Although media conglomerates, their appetites whetted by a crucial court ruling, can’t begin an expected feeding frenzy of mergers just yet, the government’s top regulator is unlikely to stand in the way.
Shares of many media giants jumped Wednesday, a day after a federal appeals court struck down a rule prohibiting a company from owning a cable franchise and TV station in the same market. The court also ordered the Federal Communications Commission to justify the current rule limiting an owner to stations that reach 35 percent of the nation’s TV households.
The FCC hasn’t yet indicated if it will appeal the rulings, but Michael Powell, the Republican chairman since last year, is a far bigger believer in deregulation than his recent predecessors. He has been very skeptical of the commission’s efforts, under prior Democratic leadership, to keep the TV rules in place, and with two other Republican votes on the four-member panel, he’s likely to prevail if the issue comes to debate.
On Wednesday, Powell made clear that he can’t generate much enthusiasm for any attempt by the FCC to fight for the rules. When asked after an appearance at Georgetown University Law Center about how difficult it would be to keep the TV audience limit, Powell responded: “All I know is it’s really hard now.”
Wall Street clearly agrees. Shares of Viacom Inc., Walt Disney Co., News Corp. and General Electric Co.–owners of the four major TV networks–all rose, as did major station owners, including Paxson Communications Corp., Belo Corp. and Chicago-based Tribune Co.
In the past, Powell has argued that when the FCC had a Democratic majority during the Clinton administration, the three Democrats on the five-member panel relied on faulty reasoning and intuition to justify the rules, rather than well-documented facts.
In June 2000, when the FCC called for keeping the rules after a congressionally mandated review, Powell dissented, writing that competition in electronic media–including cable, satellite and the Internet–has increased since the 1940s and ’70s, when the rules were written.

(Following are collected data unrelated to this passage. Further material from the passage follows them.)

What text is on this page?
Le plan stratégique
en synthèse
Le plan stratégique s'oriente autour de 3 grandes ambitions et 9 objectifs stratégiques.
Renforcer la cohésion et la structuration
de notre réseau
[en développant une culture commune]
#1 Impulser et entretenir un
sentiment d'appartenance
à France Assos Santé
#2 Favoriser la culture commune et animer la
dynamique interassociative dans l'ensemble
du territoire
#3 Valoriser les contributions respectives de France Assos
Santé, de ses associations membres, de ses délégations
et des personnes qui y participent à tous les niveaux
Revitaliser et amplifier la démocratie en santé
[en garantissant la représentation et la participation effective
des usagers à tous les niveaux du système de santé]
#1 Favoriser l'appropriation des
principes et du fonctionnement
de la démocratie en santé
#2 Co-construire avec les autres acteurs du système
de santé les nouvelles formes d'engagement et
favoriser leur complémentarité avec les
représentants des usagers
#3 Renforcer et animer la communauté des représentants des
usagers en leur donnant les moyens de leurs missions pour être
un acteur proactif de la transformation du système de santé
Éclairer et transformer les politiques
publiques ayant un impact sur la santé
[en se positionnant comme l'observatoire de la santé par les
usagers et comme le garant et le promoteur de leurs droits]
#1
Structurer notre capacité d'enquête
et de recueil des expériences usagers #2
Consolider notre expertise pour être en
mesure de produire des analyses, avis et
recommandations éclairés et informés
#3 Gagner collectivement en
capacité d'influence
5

“My dissatisfaction with the present review,” he wrote, “is its stubborn refusal to fully consider the competitive landscape today and validate that these structural rules still serve their stated purposes–particularly in light of significant evidence that the rules are unnecessary to protect competition (and may even be causing competitive harm) and that diversity and localism are prospering as a consequence of new venues and greater capacity available to consumers.”
Based on Powell’s public pronouncements, experts doubted an appeal was forthcoming. “Given that the litigation strategy is entirely controlled by the chairman … I’d be surprised if they appealed it,” said former FCC commissioner Harold Furchtgott-Roth. “But that isn’t to say that couldn’t happen.”
Furchtgott-Roth quickly added that even if the FCC decides not to appeal, and drops or greatly modifies the 35 percent cap on TV-station ownership, the door would be far from wide open for a spate of quickie media mergers. The FCC, along with the Federal Trade Commission and Justice Department, would retain significant authority to review mergers
Furthermore, experts said, it can take a year or more for the FCC to issue new rules after a court remands a regulation for reconsideration, as was the case with the 35 percent rule.
Nevertheless, many media stocks shot higher Wednesday as investors envisioned a range of potential merger scenarios. Investors appeared to believe media giants would move more aggressively to buy TV stations.
AOL Time Warner, owner of Time Warner Cable, was being touted as a potential major game hunter. “AOL Time Warner is now free to pursue broadcast distribution, such as Tribune, Clear Channel [Communications] or Acme [Communications],” Jessica Reif Cohen, media analyst at Merrill Lynch, wrote in a report Wednesday.
To some observers, Tribune’s profile should look particularly attractive to AOL Time Warner. “Big fat distribution, big content, it’s certainly developing a network, and it’s a partner on the WB side,” noted Bishop Cheen, media/entertainment analyst with Wachovia Securities.
But Cheen and others said this sort of speculation is just that–speculation, and premature to boot. For instance, Blair Levin, a Legg Mason analyst and former FCC official, said there are a limited number of potential buyers.